Leia depoimento de americana que recebeu autorização especial para receber o Hemopure

O depoimento abaixo, obtido com exclusividade pela Super, é de uma das poucas pessoas autorizadas a receber uma transfusão de sangue artificial nos Estados Unidos. Emily Gruszka, 26 anos, sofria de uma doença rara e geralmente fatal. O tratamento deu resultado, e hoje Emily leva uma vida normal em Spokane, no estado de Washington. Ela foi mãe pela primeira vez no ano passado.
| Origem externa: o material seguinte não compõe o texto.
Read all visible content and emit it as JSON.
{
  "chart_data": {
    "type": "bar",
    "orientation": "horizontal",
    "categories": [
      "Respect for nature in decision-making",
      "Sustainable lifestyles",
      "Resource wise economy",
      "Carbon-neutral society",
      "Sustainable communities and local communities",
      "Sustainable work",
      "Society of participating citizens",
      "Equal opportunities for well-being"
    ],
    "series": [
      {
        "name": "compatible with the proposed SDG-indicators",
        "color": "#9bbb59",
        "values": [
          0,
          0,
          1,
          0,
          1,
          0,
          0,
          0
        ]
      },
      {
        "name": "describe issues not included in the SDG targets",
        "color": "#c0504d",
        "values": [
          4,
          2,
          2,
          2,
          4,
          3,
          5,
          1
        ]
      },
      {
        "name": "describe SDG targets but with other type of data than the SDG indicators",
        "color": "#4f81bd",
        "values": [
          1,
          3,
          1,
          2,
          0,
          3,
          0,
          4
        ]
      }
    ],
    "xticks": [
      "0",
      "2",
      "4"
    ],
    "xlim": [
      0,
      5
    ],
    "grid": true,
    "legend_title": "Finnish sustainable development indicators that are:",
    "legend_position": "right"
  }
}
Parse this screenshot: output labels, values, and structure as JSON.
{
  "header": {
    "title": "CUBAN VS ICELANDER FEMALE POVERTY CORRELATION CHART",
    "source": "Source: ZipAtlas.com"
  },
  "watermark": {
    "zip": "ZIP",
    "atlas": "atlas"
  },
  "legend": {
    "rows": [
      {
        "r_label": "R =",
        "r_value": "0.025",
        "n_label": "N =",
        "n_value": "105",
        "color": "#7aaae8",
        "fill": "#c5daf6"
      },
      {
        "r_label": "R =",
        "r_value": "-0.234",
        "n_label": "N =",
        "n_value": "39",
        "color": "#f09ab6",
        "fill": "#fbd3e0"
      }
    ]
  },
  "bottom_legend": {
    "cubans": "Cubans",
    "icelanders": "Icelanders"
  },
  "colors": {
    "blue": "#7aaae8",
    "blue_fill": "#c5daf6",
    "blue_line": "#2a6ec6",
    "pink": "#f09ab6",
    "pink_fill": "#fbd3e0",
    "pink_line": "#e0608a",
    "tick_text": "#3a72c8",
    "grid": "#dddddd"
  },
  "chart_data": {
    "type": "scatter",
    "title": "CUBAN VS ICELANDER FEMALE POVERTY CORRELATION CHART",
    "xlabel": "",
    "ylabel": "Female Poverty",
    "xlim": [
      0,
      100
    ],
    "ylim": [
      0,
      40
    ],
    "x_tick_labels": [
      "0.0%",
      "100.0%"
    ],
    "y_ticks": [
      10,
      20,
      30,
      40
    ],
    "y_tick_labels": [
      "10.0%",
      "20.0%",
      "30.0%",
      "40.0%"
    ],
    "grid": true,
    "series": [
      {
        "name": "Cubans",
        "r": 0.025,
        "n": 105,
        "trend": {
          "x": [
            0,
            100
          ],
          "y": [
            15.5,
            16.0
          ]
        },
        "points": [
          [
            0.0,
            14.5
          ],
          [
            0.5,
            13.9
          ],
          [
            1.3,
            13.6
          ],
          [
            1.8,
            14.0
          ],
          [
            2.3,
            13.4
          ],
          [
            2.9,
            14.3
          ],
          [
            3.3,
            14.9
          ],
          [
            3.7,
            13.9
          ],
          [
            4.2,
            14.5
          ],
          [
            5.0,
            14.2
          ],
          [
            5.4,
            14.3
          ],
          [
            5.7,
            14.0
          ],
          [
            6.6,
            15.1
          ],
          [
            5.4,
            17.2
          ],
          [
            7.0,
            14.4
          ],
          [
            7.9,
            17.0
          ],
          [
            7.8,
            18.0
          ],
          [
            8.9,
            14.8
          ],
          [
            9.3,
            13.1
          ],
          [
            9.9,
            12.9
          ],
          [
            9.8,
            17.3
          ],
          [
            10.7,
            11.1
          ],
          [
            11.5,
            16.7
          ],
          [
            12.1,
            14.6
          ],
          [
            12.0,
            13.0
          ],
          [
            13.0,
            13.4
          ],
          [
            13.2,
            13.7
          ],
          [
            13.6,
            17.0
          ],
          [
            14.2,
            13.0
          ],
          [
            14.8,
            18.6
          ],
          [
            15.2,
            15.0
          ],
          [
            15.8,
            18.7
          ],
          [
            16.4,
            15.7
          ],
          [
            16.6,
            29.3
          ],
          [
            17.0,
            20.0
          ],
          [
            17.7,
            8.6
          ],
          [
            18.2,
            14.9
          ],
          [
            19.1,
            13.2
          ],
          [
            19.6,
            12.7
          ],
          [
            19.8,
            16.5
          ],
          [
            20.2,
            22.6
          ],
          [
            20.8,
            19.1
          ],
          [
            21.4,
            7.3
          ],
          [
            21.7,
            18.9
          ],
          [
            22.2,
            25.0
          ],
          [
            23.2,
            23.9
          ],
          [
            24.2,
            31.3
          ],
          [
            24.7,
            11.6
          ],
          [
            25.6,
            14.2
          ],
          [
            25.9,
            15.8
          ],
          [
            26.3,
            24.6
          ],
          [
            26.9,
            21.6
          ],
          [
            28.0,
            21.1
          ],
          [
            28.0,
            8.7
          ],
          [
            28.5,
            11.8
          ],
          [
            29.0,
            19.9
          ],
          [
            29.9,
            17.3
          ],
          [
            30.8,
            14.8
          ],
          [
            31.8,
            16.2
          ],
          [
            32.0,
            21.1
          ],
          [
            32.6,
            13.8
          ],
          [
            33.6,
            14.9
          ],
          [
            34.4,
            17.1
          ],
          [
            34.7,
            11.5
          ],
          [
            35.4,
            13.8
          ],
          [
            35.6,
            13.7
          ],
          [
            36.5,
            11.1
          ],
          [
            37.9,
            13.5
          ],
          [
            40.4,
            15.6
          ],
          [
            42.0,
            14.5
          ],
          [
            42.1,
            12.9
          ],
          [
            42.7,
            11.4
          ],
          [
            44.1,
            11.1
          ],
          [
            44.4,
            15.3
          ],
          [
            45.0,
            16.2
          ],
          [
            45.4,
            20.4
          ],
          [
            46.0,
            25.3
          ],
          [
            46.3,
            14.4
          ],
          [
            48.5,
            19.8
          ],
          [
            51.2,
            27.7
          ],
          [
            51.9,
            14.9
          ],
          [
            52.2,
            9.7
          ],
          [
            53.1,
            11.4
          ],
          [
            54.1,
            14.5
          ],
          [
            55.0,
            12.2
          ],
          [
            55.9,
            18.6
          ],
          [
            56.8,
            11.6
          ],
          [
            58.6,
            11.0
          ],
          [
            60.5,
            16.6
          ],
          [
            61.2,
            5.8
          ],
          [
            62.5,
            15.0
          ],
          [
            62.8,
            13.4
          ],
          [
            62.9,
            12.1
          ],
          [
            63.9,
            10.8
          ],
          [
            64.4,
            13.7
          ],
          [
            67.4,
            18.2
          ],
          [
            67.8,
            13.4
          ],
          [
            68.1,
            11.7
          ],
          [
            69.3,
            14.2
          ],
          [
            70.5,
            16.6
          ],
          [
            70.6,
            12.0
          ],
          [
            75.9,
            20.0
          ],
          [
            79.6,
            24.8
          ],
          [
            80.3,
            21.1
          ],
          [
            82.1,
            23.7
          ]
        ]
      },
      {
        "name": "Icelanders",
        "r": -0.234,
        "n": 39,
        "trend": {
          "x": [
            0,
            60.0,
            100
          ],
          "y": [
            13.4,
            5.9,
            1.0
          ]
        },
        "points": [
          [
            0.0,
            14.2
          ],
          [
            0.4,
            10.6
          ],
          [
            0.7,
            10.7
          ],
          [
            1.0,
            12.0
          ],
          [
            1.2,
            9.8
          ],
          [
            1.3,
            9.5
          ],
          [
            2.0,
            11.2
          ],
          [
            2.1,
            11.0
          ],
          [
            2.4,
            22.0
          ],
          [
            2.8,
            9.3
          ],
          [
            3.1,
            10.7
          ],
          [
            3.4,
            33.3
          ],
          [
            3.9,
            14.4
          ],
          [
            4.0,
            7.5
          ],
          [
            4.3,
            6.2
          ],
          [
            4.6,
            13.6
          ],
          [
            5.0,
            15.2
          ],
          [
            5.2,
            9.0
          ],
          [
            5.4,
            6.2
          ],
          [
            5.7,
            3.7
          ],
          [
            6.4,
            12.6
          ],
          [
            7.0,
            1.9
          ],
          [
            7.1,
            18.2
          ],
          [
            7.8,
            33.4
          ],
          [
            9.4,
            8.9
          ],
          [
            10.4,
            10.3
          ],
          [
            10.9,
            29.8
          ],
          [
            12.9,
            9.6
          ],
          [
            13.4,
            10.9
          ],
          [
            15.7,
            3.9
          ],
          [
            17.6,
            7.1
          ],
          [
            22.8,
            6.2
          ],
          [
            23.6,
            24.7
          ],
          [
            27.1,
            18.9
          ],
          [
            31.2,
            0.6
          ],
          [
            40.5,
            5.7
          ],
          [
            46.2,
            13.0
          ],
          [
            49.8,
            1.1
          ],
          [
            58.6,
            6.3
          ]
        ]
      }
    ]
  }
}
“Minha história é longa e complicada. Eu fiquei muito, muito doente, com uma disfunção rara no sangue que levou algum tempo para ser diagnosticada e tratada. Meu sistema imunológico desenvolve anticorpos para destruir minhas células sangüíneas, e faz isso de forma muito rápida. A doença chama-se síndrome de Evan. Eu não conseguia produzir sangue depressa o suficiente para me manter viva. Meu tratamento começou em maio de 1999. Tentamos diversas terapêuticas em duas semanas. Tive meu baço removido, fiz quimioterapia e comecei com um medicamento chamado Cyclosporine, usado normalmente para evitar rejeição a órgãos transplantados. No entanto, os tratamentos levariam umas duas semanas para começar a fazer efeito. Os médicos esperavam que o Cyclosporine evitasse que meu sistema imunológico rejeitasse meu próprio sangue e que a quimioterapia regulasse o sistema. Infelizmente, nessas duas semanas, tive uma infecção grave, e a destruição de minhas células sangüíneas foi tamanha que eu provavelmente não viveria o suficiente para ver os benefícios do tratamento. Foi quando um de meus médicos contatou a empresa Biopure, pedindo o substituto de células vermelhas Hemopure. Ele não era (e não é ainda) aprovado pelo FDA, mas consegui uma autorização do governo para usá-lo. Usei muitas doses e pude levantar e conversar com meus médicos – uma dosagem semelhante de sangue humano não seria suficiente para me manter viva. No entanto, o sangue artificial auxiliou no transporte de oxigênio para meu organismo e eu pude viver o tempo necessário para as outras drogas começarem a fazer efeito. Eu realmente acredito que o Hemopure salvou minha vida. Era um tratamento experimental quando eu o recebi, e eu fui avisada de que os riscos ainda eram desconhecidos. Mas, uma vez que a outra alternativa era a morte quase certa, a decisão foi fácil de ser tomada.”